What cured my psychosis or thought broadcasting is time and medication. I still have very, very lingering symptoms still. It doesn’t really bother me. I guess energy drinks bring it out…
The worst part of my psychosis is feeling like I’m in a time loop. Thus everything I experience will happen again and again for eternity exactly or near exactly the same – same with other people but I’m more aware of it or obsess about it more internally. I seem to have this delusion that I will always come back alive the exact same way, experience the exact same thing, every time as a schizophrenic. I seem to ‘wake up’ or reincarnate around the time I got schizophrenia. I remember very well that I even came back alive via backwards travel due to consciousness transfer during my psychotic break in college. I have a delusion that aliens did this to me for whatever evil reason…but I will try to ignore it from now on and move on. I think I had a lot of different types of delusions. The worst is eternal recurrence but I notice the past (or future) does change. It’s sort of like time traveling but more similar to reincarnation like in ‘Edge of Tomorrow’ or ‘Groundhog Day’.
So yes, without getting into specifics, I had thought broadcasting and time heals all. There’s a certain amount of logic that can get you so far but researching into the science behind it just makes one even more uncertain or paranoid about the matter.
I’ve been to way worse and slightly better realities. So far, I’m content in this life so far. I wish I could be happier.

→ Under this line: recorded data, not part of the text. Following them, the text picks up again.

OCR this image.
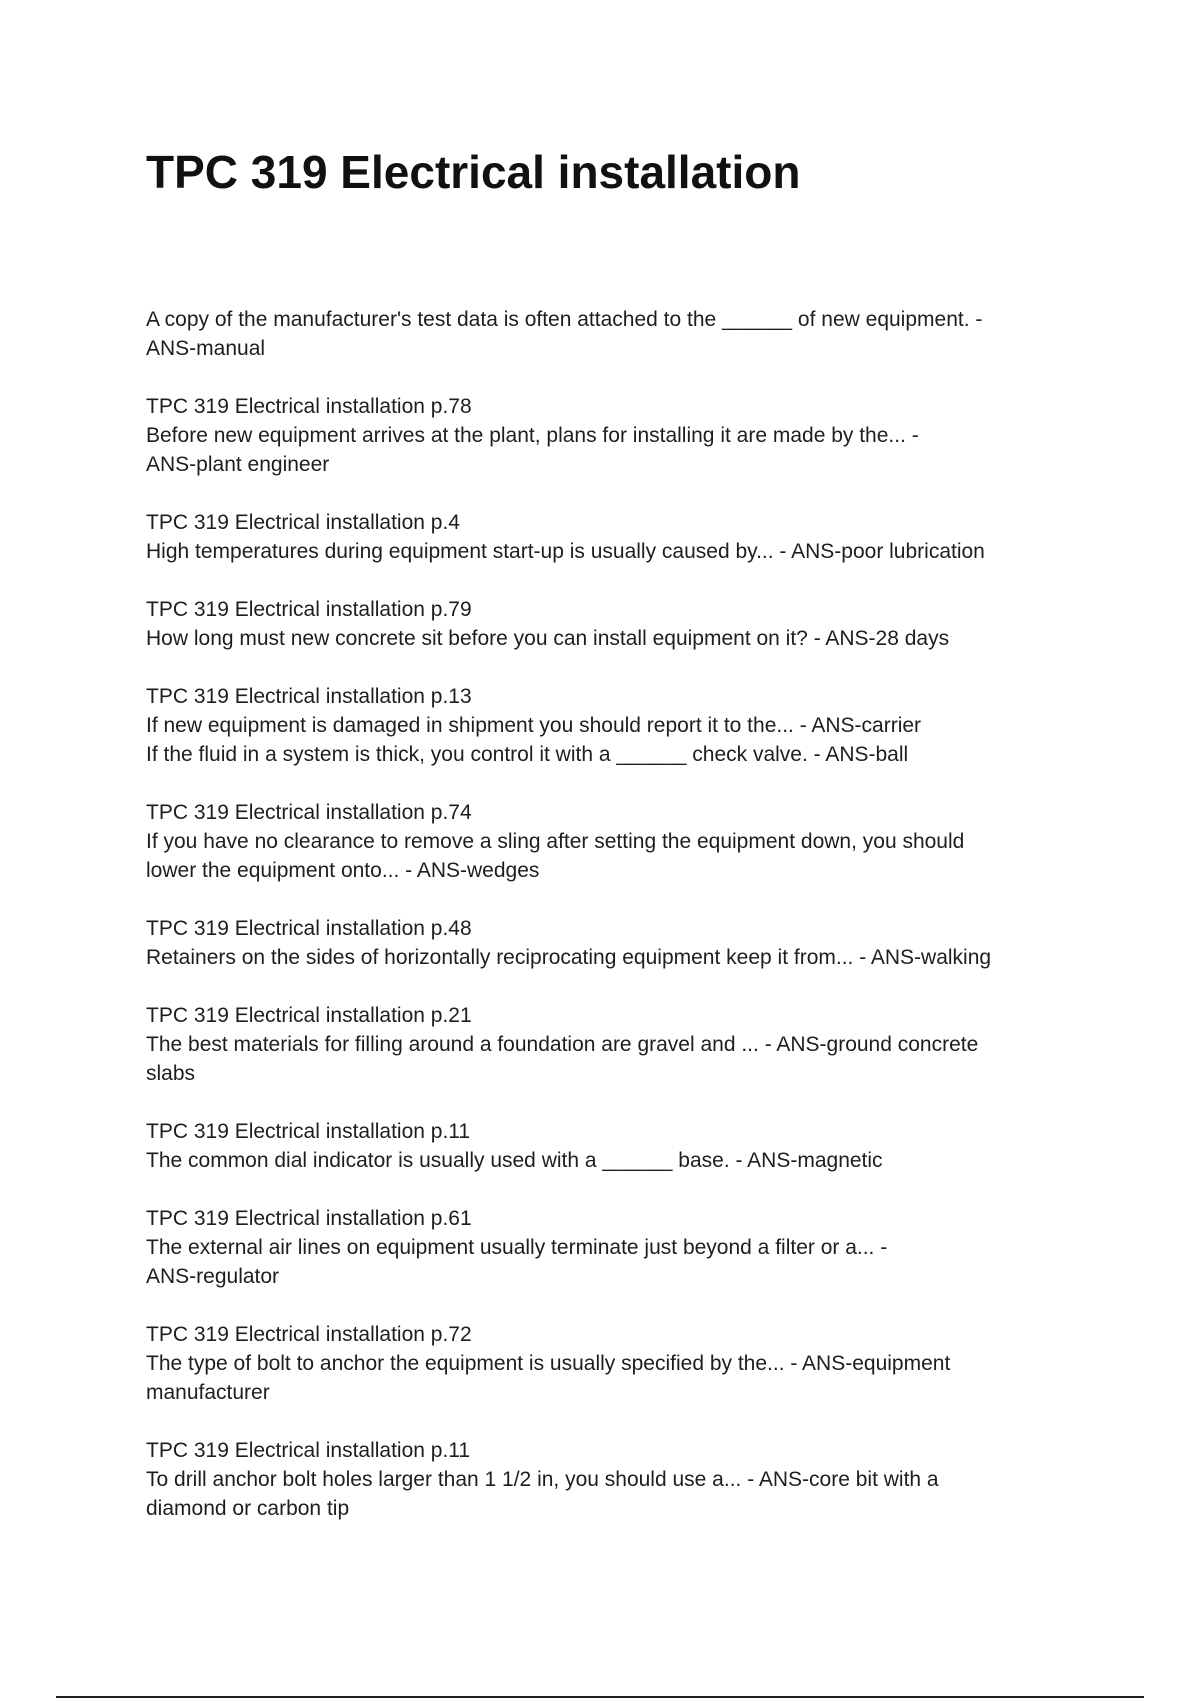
TPC 319 Electrical installation

A copy of the manufacturer's test data is often attached to the ______ of new equipment. -

ANS-manual

TPC 319 Electrical installation p.78

Before new equipment arrives at the plant, plans for installing it are made by the... -

ANS-plant engineer

TPC 319 Electrical installation p.4

High temperatures during equipment start-up is usually caused by... - ANS-poor lubrication

TPC 319 Electrical installation p.79

How long must new concrete sit before you can install equipment on it? - ANS-28 days

TPC 319 Electrical installation p.13

If new equipment is damaged in shipment you should report it to the... - ANS-carrier

If the fluid in a system is thick, you control it with a ______ check valve. - ANS-ball

TPC 319 Electrical installation p.74

If you have no clearance to remove a sling after setting the equipment down, you should

lower the equipment onto... - ANS-wedges

TPC 319 Electrical installation p.48

Retainers on the sides of horizontally reciprocating equipment keep it from... - ANS-walking

TPC 319 Electrical installation p.21

The best materials for filling around a foundation are gravel and ... - ANS-ground concrete

slabs

TPC 319 Electrical installation p.11

The common dial indicator is usually used with a ______ base. - ANS-magnetic

TPC 319 Electrical installation p.61

The external air lines on equipment usually terminate just beyond a filter or a... -

ANS-regulator

TPC 319 Electrical installation p.72

The type of bolt to anchor the equipment is usually specified by the... - ANS-equipment

manufacturer

TPC 319 Electrical installation p.11

To drill anchor bolt holes larger than 1 1/2 in, you should use a... - ANS-core bit with a

diamond or carbon tip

Was it real for you mines real, I’m pretty sure it won’t ever go away I’ve proved it multiple times did you prove it’s gone by testing it?
I tried testing it and nobody knew what I was talking about, that helped me stop thinking about it.
Medication cured it.
Mine went within a month of starting the Risperadone , later to be weaned onto the Paliperadone Jab. That and decent wireless ear-buds and a spotify subscription - I can ignore everyone then and concentrate on the music.
Was yours real mines real
i thought the broadcasting was real - until i googled it under Sz. And the meds helped alot as well. Like has been said - its just another sort of delusion that we seem to be prone to.
I never got so bad as too think it was some conspiracy or im “special” or rubbish like that. It just wasnt logical.